Der Druck auf französische Staatsschulden nimmt weiter zu, die amerikanischen Fiskalgrundlagen sind fragiler
Der Druck auf den französischen Staatsanleihemarkt entlädt sich derzeit zunehmend. Mit dem bevorstehenden Votum über das letzte Haushaltsgesetz der Macron-Regierung weiten sich die Spreads zwischen französischen und deutschen Staatsanleihen weiter aus, während der rapide Rückgang der Asset-Swaps einen noch direkteren Marktausblick liefert und zeigt, dass die Anleger bei französischen Staatsanleihen zunehmend vorsichtig werden.
Frankreichs Haushaltslage ist ohnehin unter Druck: Die Schuldenquote liegt bei 113% des BIP, das Haushaltsdefizit bei 5,1%. Sollte das Haushaltsgesetz nicht vom Parlament verabschiedet werden, müsste die Regierung die Finanzierung ausweiten, was das französische Schuldenrisiko weiter offenlegt.
Simon White ist jedoch der Ansicht, dass die fiskalische Lage in den USA bedenklicher ist als die in Frankreich.
Die US-Staatsverschuldung beträgt 122% des BIP, das Haushaltsdefizit 5,6% des BIP und die jährlichen Zinsausgaben übersteigen 1 Billion US-Dollar. Entscheidend ist: Nach Abzug der Zinsausgaben weist die USA das größte strukturelle Defizit unter den führenden Volkswirtschaften auf, was darauf hindeutet, dass das Ungleichgewicht nicht allein durch hohe Zinsen verursacht wird, sondern tiefere strukturelle Ursachen hat.

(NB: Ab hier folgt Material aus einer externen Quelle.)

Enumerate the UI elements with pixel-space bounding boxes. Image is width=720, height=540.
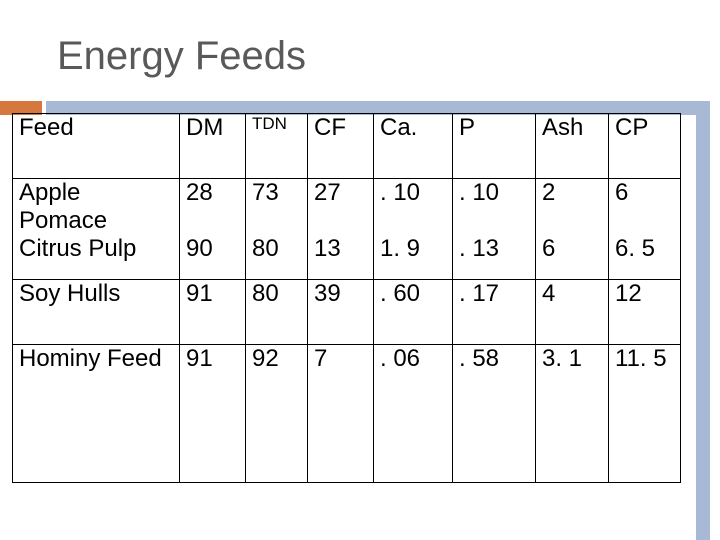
table-header-row: Feed DM TDN CF Ca. P Ash CP <box>12 113 681 179</box>
table-cell: . 17 <box>452 279 536 345</box>
table-cell: . 13 <box>452 235 536 280</box>
table-cell: 91 <box>179 344 246 483</box>
table-cell: . 58 <box>452 344 536 483</box>
table-cell: 80 <box>245 235 308 280</box>
accent-bar-blue <box>46 101 696 115</box>
header-cell-label: TDN <box>252 114 287 133</box>
table-cell: Soy Hulls <box>12 279 180 345</box>
table-cell: Apple Pomace <box>12 178 180 235</box>
table-cell: 12 <box>608 279 681 345</box>
table-cell: 7 <box>307 344 374 483</box>
table-cell: 28 <box>179 178 246 235</box>
header-cell: Feed <box>12 113 180 179</box>
table-row: Hominy Feed 91 92 7 . 06 . 58 3. 1 11. 5 <box>12 344 681 483</box>
table-cell: 73 <box>245 178 308 235</box>
table-cell: 6. 5 <box>608 235 681 280</box>
table-cell: 92 <box>245 344 308 483</box>
header-cell: TDN <box>245 113 308 179</box>
table-cell: 11. 5 <box>608 344 681 483</box>
accent-bar-orange <box>0 101 42 115</box>
table-cell: 3. 1 <box>535 344 609 483</box>
table-cell: 90 <box>179 235 246 280</box>
table-cell: Hominy Feed <box>12 344 180 483</box>
header-cell: Ca. <box>373 113 453 179</box>
header-cell: Ash <box>535 113 609 179</box>
table-cell: 6 <box>608 178 681 235</box>
header-cell: CF <box>307 113 374 179</box>
header-cell: DM <box>179 113 246 179</box>
table-cell: 6 <box>535 235 609 280</box>
table-cell: 80 <box>245 279 308 345</box>
table-cell: . 06 <box>373 344 453 483</box>
energy-feeds-table: Feed DM TDN CF Ca. P Ash CP Apple Pomace… <box>12 113 681 483</box>
table-cell: Citrus Pulp <box>12 235 180 280</box>
slide-title: Energy Feeds <box>57 34 307 78</box>
table-cell: 4 <box>535 279 609 345</box>
table-cell: . 10 <box>452 178 536 235</box>
table-cell: 13 <box>307 235 374 280</box>
header-cell: CP <box>608 113 681 179</box>
table-cell: 39 <box>307 279 374 345</box>
table-cell: 27 <box>307 178 374 235</box>
accent-bar-vertical <box>696 101 710 540</box>
table-cell: 1. 9 <box>373 235 453 280</box>
header-cell: P <box>452 113 536 179</box>
table-cell: . 10 <box>373 178 453 235</box>
table-cell: 2 <box>535 178 609 235</box>
table-cell: 91 <box>179 279 246 345</box>
table-row: Soy Hulls 91 80 39 . 60 . 17 4 12 <box>12 279 681 345</box>
table-row: Apple Pomace 28 73 27 . 10 . 10 2 6 <box>12 178 681 235</box>
table-cell: . 60 <box>373 279 453 345</box>
table-row: Citrus Pulp 90 80 13 1. 9 . 13 6 6. 5 <box>12 235 681 280</box>
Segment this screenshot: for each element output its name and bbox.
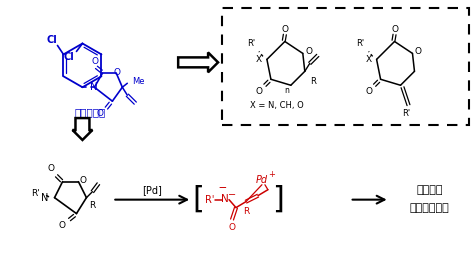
Text: R: R <box>243 207 249 216</box>
Text: O: O <box>92 57 99 66</box>
Text: n: n <box>284 86 289 95</box>
Text: R': R' <box>247 39 255 48</box>
Text: N: N <box>91 82 98 92</box>
Text: 或酰胺化合物: 或酰胺化合物 <box>410 203 449 213</box>
Polygon shape <box>73 118 92 140</box>
Text: Cl: Cl <box>46 35 57 45</box>
Text: O: O <box>391 25 398 34</box>
Text: R': R' <box>356 39 365 48</box>
Text: R': R' <box>402 109 410 118</box>
Text: R': R' <box>31 189 40 198</box>
FancyBboxPatch shape <box>222 8 469 125</box>
Text: O: O <box>80 176 87 185</box>
Text: X = N, CH, O: X = N, CH, O <box>250 101 304 110</box>
Text: O: O <box>282 25 288 34</box>
Text: O: O <box>365 87 372 96</box>
Text: O: O <box>97 109 104 118</box>
Text: R: R <box>89 201 96 210</box>
Text: +: + <box>268 170 275 179</box>
Text: O: O <box>255 87 263 96</box>
Text: Me: Me <box>132 77 145 86</box>
Text: O: O <box>58 221 65 230</box>
Text: Cl: Cl <box>63 52 74 63</box>
Text: R: R <box>310 77 316 86</box>
Text: R': R' <box>205 195 214 205</box>
Text: −: − <box>228 190 236 200</box>
Text: O: O <box>415 47 422 56</box>
Text: O: O <box>114 68 121 77</box>
Polygon shape <box>178 52 218 72</box>
Text: N: N <box>221 194 229 204</box>
Text: O: O <box>47 164 54 173</box>
Text: [: [ <box>192 185 204 214</box>
Text: O: O <box>228 223 236 232</box>
Text: [Pd]: [Pd] <box>142 185 162 195</box>
Text: 乙烯菌核利: 乙烯菌核利 <box>75 107 106 117</box>
Text: 含氮杂环: 含氮杂环 <box>416 185 443 195</box>
Text: N: N <box>41 193 48 203</box>
Text: Pd: Pd <box>256 175 268 185</box>
Text: X: X <box>256 55 262 64</box>
Text: ]: ] <box>272 185 284 214</box>
Text: X: X <box>365 55 372 64</box>
Text: O: O <box>305 47 312 56</box>
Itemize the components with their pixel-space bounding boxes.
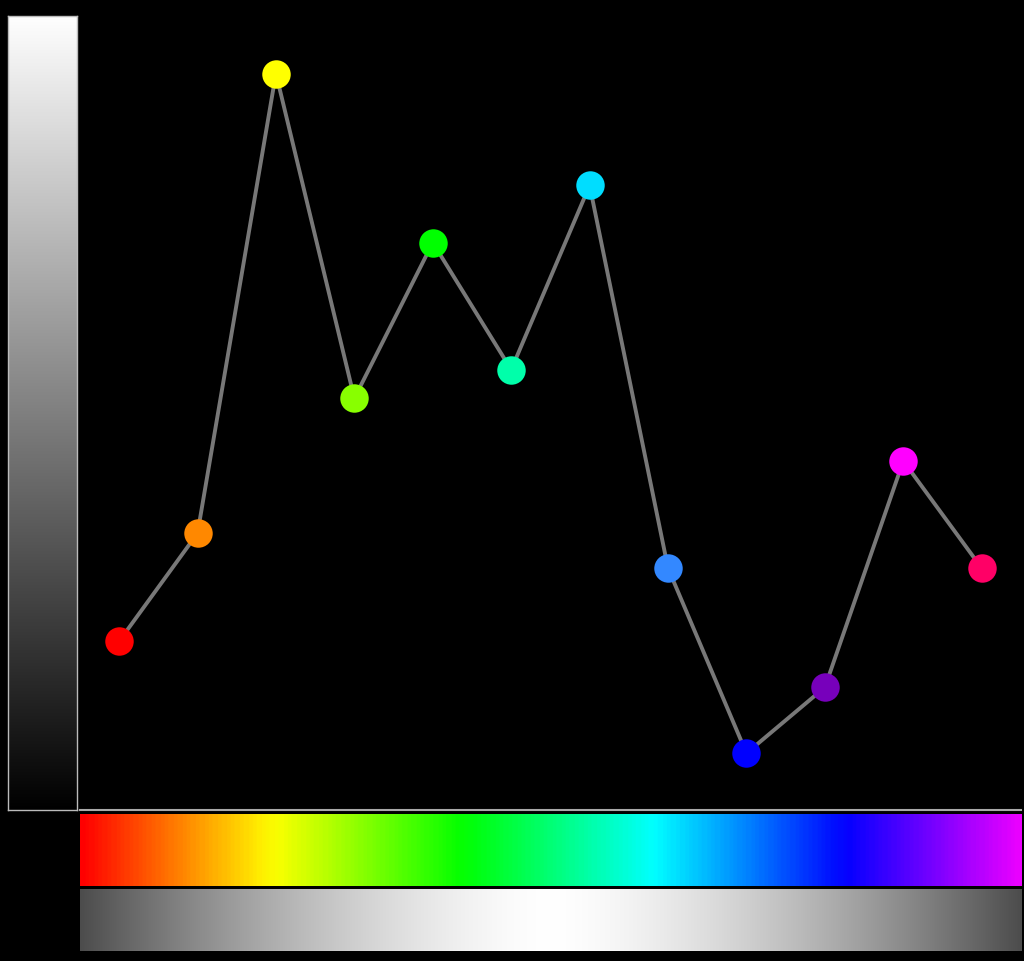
Point	[582, 178, 598, 193]
Point	[817, 679, 834, 695]
Point	[659, 560, 676, 576]
Point	[503, 362, 519, 378]
Point	[425, 234, 441, 250]
Point	[738, 746, 755, 761]
Point	[111, 633, 127, 649]
Point	[346, 390, 362, 406]
Point	[189, 526, 206, 541]
Point	[974, 560, 990, 576]
Point	[895, 454, 911, 469]
Point	[267, 65, 284, 81]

Ein andauerndes strukturelles Defizit bedeutet, dass die US-Schuldenlast weiter steigt, solange Einnahmen und Ausgaben nicht in den Überschuss drehen oder das nominale BIP-Wachstum dauerhaft unter den Refinanzierungskosten bleibt. Inflation und niedrige Zinsen können den Druck nur zeitweise mildern, bleiben aber keine nachhaltige Lösung für das fiskale Ungleichgewicht.
Die fiskalischen Vorteile der USA werden zunehmend erodiert
Im Vergleich zu Frankreich hat die USA zwei wesentliche Vorteile: eine unabhängige Geldpolitik und den US-Dollar als globale Reservewährung. Dies verschafft den USA bessere Finanzierungsmöglichkeiten und mehr fiskalische Flexibilität.
Laut Simon White geraten diese Vorteile jedoch zunehmend unter Druck. Einerseits wird die Geldpolitik der Federal Reserve immer stärker durch die fiskalischen Erfordernisse beeinflusst; andererseits untergräbt die aktuelle Regierungspolitik in den USA das Vertrauen der internationalen Gemeinschaft in die Rolle des US-Dollars als globale Reservewährung.
Sollte eine konsequente fiskalische Konsolidierung weiterhin ausbleiben, könnten die USA allmählich in eine ähnliche Lage wie Frankreich geraten: Wenn sich Schuldenausweitung und politische Einschränkungen gegenseitig verstärken, werden sich die Marktsorgen nicht nur auf das Defizit selbst konzentrieren, sondern auch darauf, ob die Regierung die Fähigkeit und den Willen hat, die Schulden zu stabilisieren.